Real-Time Operating System

A real-time operating system is meant to process inputs immediately as they are received, with the minimum possible delay between receiving a target input and generating the corresponding output. Real-time operating systems are bound by strict time constraints and processing tasks must be completed within the specified time constraints to avoid a system failure.

Rate Monotonic Operating System

Many embedded systems are developed using a special type of task scheduling algorithm known as rate monotonic scheduling. The purpose of this unique type of algorithm is to ensure that the system can meet the requirements of a range of tasks, all of which may require special priority treatment and timing constraints. A rate monotonic assigns the highest levels of priority to tasks that take the least time. In this way, the rate monotonic algorithm is a fully optimized algorithm for scheduling tasks that must be completed by a fixed deadline with limited resources. If a set of tasks cannot be scheduled to meet all deadlines using the rate monotonic algorithm, there is no other scheduling algorithm that can do a better job.

What's the Difference Between Embedded and Desktop Operating Systems?

There are many notable differences between the operating systems that power our desktop computer and those typically deployed in embedded systems design.

For starters, desktop operating systems are much more generally suited to running a wide variety of desktop applications, whereas embedded operating systems are configured to run a specific application with a specific set of hardware and peripheral components. This distinction underlies the differences that we see in the marketplace when it comes to desktop versus embedded operating systems. While just a few major desktop operating systems dominate that market space (Windows, macOS, Linux), there is much greater variety in embedded operating systems. 

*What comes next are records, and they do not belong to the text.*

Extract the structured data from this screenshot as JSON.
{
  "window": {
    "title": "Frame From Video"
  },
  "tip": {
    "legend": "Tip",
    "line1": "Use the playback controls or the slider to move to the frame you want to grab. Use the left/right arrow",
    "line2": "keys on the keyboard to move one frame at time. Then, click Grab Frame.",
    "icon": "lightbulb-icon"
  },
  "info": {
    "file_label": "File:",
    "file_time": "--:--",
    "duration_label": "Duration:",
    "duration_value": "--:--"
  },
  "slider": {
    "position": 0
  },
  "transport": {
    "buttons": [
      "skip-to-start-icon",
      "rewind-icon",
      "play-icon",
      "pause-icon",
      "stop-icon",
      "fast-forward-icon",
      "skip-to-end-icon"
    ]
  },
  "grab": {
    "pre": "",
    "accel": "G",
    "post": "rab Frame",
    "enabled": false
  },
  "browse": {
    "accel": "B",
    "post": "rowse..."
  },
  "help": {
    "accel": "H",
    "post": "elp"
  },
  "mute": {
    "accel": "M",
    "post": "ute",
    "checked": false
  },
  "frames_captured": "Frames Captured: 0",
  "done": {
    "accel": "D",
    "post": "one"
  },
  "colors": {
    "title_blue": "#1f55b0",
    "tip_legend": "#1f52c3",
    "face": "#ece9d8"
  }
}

Embedded engineers have a range of options when it comes to implementing an embedded operating system. You may choose to download a free open-source operating system, purchase a commercial OS product, or write your own operating system to meet unique project requirements. At Total Phase, we build diagnostic and debugging tools that help embedded engineers code their embedded systems products and operating systems more efficiently and with fewer errors. 


Embedded operating systems are unique because they can be customized and configured for the unique demands of the devices they operate. While desktop operating systems are robust, complex, and general-purpose, embedded operating systems are simplified to handle a defined set of tasks in a specific application with defined time constraints and scheduling requirements.